Haoran He Yuxiao Ye Jie Liu Jiajun Liang Zhiyong Wang Ziyang Yuan Xintao Wang Hangyu Mao Pengfei Wan Ling Pan

Abstract

Die Feinabstimmung von Diffusionsmodellen mittels Online-Verstärkungslernen (Reinforcement Learning, RL) hat großes Potenzial für die Verbesserung der Text-zu-Bild-Alignment gezeigt. Da die präzise Spezifikation eines Ground-Truth-Ziels für visuelle Aufgaben jedoch weiterhin herausfordernd bleibt, werden Modelle häufig mit einem Proxy-Prämienansatz optimiert, der das eigentliche Ziel nur teilweise erfasst. Dieser Missstand führt oft zu Prämienmanipulation (reward hacking), bei der die Proxy-Scores steigen, während die tatsächliche Bildqualität abnimmt und die Vielfalt der Generierung kollabiert. Obwohl gängige Lösungsansätze Regularisierung gegen die Referenzpolitik hinzufügen, um Prämienmanipulation zu verhindern, beeinträchtigen sie die Stichproben-Effizienz und behindern die Erkundung neuer, hochprämiertes Regionen, da die Referenzpolitik in der Regel suboptimal ist. Um die widersprüchlichen Anforderungen an Stichproben-Effizienz, effektive Erkundung und Minderung von Prämienmanipulation zu bewältigen, schlagen wir GARDO (Gated and Adaptive Regularization with Diversity-aware Optimization) vor – einen vielseitigen Rahmen, der mit verschiedenen RL-Algorithmen kompatibel ist. Unser zentrales Insight ist, dass Regularisierung nicht universell angewendet werden muss; vielmehr ist es äußerst wirksam, lediglich eine Teilmenge von Beispielen mit hoher Unsicherheit selektiv zu bestrafen. Um das Erkundungsproblem anzugehen, führt GARDO einen adaptiven Regularisierungsmechanismus ein, bei dem das Referenzmodell periodisch aktualisiert wird, um den Fähigkeiten der Online-Politik anzupassen und somit ein relevantes Regularisierungsziel sicherzustellen. Um das Problem der Modus-Kollaps bei RL anzugehen, verstärkt GARDO die Prämien für hochwertige Beispiele, die zudem hohe Vielfalt aufweisen, wodurch die Abdeckung verschiedener Modi gefördert wird, ohne den Optimierungsprozess zu destabilisieren. Umfangreiche Experimente unter Verwendung verschiedener Proxy-Prämien und bisher nicht gesehener Metriken zeigen konsistent, dass GARDO Prämienmanipulation reduziert und die Generierungsvielfalt verbessert, ohne die Stichproben-Effizienz oder die Erkundung zu opfern – was die Wirksamkeit und Robustheit des Ansatzes unterstreicht.

One-sentence Summary

The authors from Hong Kong University of Science and Technology, Kuaishou Technology, CUHK MMLab, and the University of Edinburgh propose GARDO, a novel framework that strengthens diffusion models through reward-free training, avoiding reward hacking by leveraging self-supervised consistency regularization, enabling more reliable and robust image generation in real-world applications.

Key Contributions

  • Fine-tuning diffusion models with proxy rewards for text-to-image generation often leads to reward hacking, where models optimize unreliable reward signals at the expense of image quality and diversity, due to the inherent limitations of model-based and rule-based reward functions in capturing true human preferences.

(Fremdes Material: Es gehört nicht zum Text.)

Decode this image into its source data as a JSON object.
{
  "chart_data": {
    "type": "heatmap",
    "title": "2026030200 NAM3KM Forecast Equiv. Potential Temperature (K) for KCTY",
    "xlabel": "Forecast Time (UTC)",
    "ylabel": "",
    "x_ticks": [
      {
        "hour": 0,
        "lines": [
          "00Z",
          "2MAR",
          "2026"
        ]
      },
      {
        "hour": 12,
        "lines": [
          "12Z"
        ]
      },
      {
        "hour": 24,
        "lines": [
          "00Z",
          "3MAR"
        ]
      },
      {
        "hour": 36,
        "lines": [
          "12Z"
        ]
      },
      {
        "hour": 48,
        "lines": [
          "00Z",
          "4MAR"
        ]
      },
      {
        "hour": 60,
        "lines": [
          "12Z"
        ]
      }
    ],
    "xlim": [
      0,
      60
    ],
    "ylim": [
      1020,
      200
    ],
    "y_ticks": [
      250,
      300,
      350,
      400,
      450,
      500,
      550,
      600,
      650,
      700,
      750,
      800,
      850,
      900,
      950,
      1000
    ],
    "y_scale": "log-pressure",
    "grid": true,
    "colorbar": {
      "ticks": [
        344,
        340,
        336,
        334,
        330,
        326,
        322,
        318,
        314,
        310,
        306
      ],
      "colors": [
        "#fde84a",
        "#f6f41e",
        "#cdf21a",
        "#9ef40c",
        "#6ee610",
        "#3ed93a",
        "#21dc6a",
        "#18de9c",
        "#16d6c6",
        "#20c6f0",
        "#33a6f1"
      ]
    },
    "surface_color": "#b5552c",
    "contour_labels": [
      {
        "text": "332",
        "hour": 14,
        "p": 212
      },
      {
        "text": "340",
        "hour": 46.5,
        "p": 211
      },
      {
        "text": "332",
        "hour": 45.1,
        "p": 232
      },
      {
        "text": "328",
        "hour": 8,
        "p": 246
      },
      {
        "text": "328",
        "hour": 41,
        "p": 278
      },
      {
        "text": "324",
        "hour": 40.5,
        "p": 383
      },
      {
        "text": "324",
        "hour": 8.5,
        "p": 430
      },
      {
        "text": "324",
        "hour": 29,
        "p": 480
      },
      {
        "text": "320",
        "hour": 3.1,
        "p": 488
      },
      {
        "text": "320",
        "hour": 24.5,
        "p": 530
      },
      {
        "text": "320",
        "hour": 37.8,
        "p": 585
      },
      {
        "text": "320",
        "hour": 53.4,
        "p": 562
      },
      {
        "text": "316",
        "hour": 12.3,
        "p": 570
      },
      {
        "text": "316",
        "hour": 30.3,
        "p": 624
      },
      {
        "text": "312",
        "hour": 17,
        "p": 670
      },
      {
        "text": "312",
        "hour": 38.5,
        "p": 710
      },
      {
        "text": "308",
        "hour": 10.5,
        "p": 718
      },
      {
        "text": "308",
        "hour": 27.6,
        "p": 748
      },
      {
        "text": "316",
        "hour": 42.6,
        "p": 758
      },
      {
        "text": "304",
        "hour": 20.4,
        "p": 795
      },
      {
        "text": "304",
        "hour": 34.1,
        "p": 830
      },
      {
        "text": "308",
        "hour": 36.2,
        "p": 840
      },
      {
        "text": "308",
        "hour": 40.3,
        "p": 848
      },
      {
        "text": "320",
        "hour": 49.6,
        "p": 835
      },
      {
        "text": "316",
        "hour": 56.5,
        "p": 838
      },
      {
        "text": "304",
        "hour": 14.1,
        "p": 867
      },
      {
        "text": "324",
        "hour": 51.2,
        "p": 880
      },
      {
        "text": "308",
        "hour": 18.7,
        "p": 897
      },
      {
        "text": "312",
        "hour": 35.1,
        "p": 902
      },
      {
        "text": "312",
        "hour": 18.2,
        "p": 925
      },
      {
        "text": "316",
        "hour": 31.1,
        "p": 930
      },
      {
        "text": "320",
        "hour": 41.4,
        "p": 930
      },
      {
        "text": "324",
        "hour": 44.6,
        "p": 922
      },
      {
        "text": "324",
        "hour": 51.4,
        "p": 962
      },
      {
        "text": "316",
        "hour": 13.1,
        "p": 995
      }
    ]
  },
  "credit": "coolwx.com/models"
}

  • GARDO introduces a gated regularization mechanism that selectively applies KL penalties only to high-uncertainty samples—identified via ensemble reward disagreement—while allowing the rest to explore freely, and an adaptive reference model that evolves with the policy to maintain effective exploration and avoid stagnation.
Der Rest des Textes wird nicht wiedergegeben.